La juge a même considéré, en accord avec les arguments de l’accusation, que l’accord passé par Assange avec ses sources pour obtenir les documents, notamment avec Chelsea Manning, ancienne analyste militaire, l’avait « fait aller au delà du rôle lié au journalisme d’investigation ».
La directrice des campagnes internationales de Reporters Sans Frontières, Rebecca Vincent, explique :
« Nous sommes extrêmement déçus que la cour n’ait pas saisi cette occasion de défendre la liberté de la presse. Nous contestons la lecture de la juge selon laquelle ce procès n’est pas un procès politique (…). Cette décision laisse la porte ouverte à de futures plaintes similaires et provoquera des autocensures pour les journalistes qui couvrent les questions de sécurité nationale. »
Ce point de vue est partagé par de nombreux juristes spécialistes de la question, notamment par Pierre Farge, avocat au barreau de Paris ayant défendu plusieurs lanceurs d’alerte, qui estime :
« Il est en effet malheureux que le refus d’extradition d’un lanceur d’alerte ayant permis de révéler des pratiques gouvernementales nuisant à l’intérêt général, voire diplomatiquement scandaleuses, se fonde essentiellement sur un état mental fragilisé, plutôt que les droits à l’origine de ces troubles. C’est parce que Julian Assange s’est battu pour la liberté d’expression et le droit à l’information dans le cadre de son alerte (la cause) qu’il est aujourd’hui fragilisé physiquement et moralement (la conséquence), et pas l’inverse. »
D’après ce dernier, il est également « malheureux que le magistrat ne se soit pas inspiré des travaux effectués pour la transposition de la directive relative à la protection des lanceurs d’alerte en droit interne (…) s’il n’y avait pas eu le Brexit »
Zoom sur la directive 2019/1937 sur la protection des personnes qui signalent des violations du droit de l’Union du 23 octobre 2019
Cette directive de 2019 tend à unifier les différentes protections accordées aux lanceurs d’alerte au sein des états membres de l’Union Européenne. En effet, bien que nous disposions en France d’une telle protection, conférée par la Loi Sapin II du 9 décembre 2016, elle n’est pas équivalente dans tous les pays de l’UE.

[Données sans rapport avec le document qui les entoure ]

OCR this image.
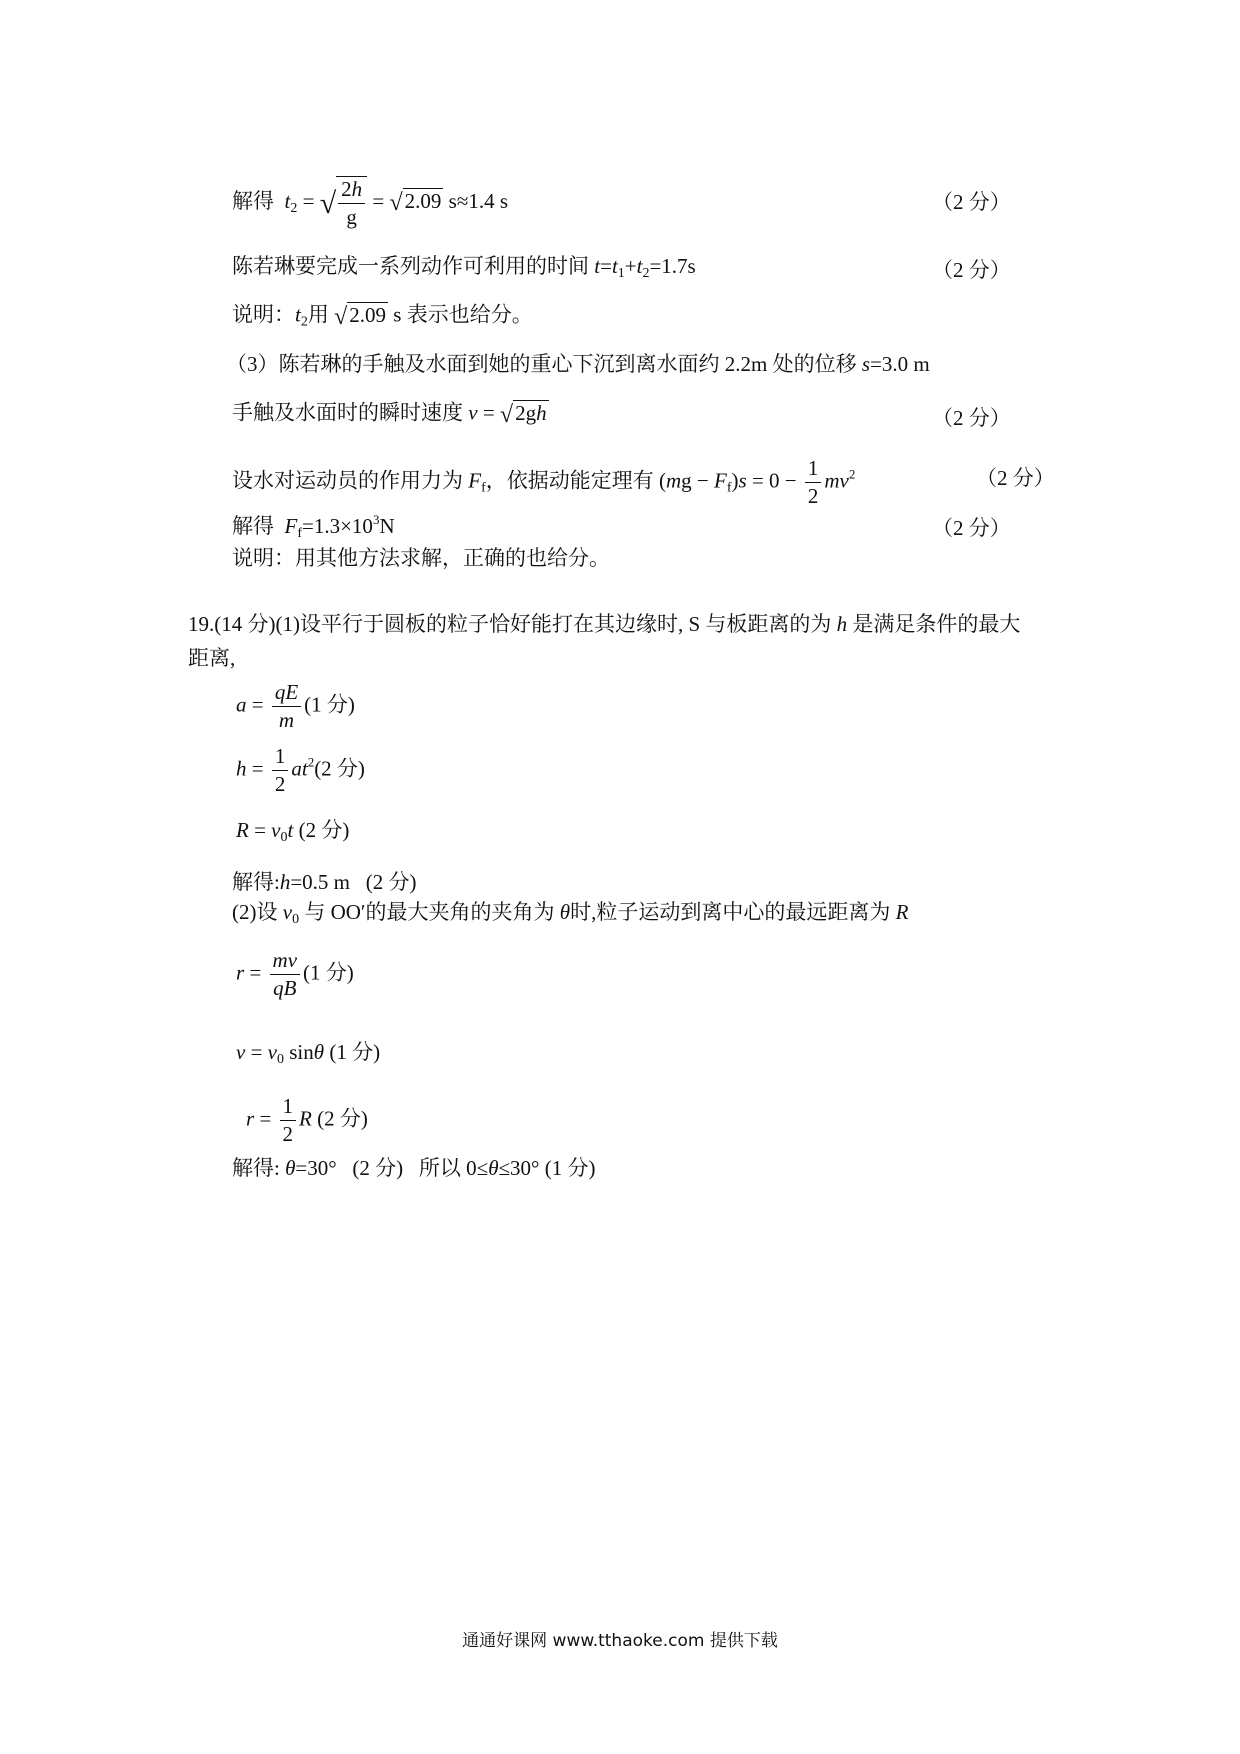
解得 $t_2$ = √ $\frac{2h}{g} = √2.09$ s≈1.4 s	（2 分）
陈若琳要完成一系列动作可利用的时间 $t=t_1+t_2=1.7s$	（2 分）
说明：$t_2$用 √2.09 s 表示也给分。
（3）陈若琳的手触及水面到她的重心下沉到离水面约 2.2m 处的位移 s=3.0 m
手触及水面时的瞬时速度 v = √2gh	（2 分）
设水对运动员的作用力为 $F_f$，依据动能定理有 $(mg - F_f)s = 0 - \frac{1}{2} mv^2$	（2 分）
解得 $F_f=1.3\times 10^3N$	（2 分）
说明：用其他方法求解，正确的也给分。
19.(14 分)(1)设平行于圆板的粒子恰好能打在其边缘时, S 与板距离的为 h 是满足条件的最大
距离,
$a = \frac{qE}{m} (1$ 分)
$h = \frac{1}{2} at^2(2$ 分)
$R = v_0t$ (2 分)
解得:h=0.5 m (2 分)
(2)设 $v_0$ 与 OO′的最大夹角的夹角为 θ时,粒子运动到离中心的最远距离为 R
$r = \frac{mv}{qB} (1$ 分)
$v = v_0$ sinθ (1 分)
$r = \frac{1}{2}$ R (2 分)
解得: θ=30° (2 分) 所以 0≤θ≤30° (1 分)
通通好课网 www.tthaoke.com 提供下载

La transposition de cette directive n’a pas encore été effectuée en France, mais devra être faite avant décembre 2021. Elle prévoit par exemple que les lanceurs d’alerte devront être informés de l’avancée de leur signalement dans des délais précis, que les entreprises devront mettre en place des canaux de signalement spécifiques et anonymisés, mais aussi des sanctions envers les entreprises qui ne respecteraient pas ces engagements.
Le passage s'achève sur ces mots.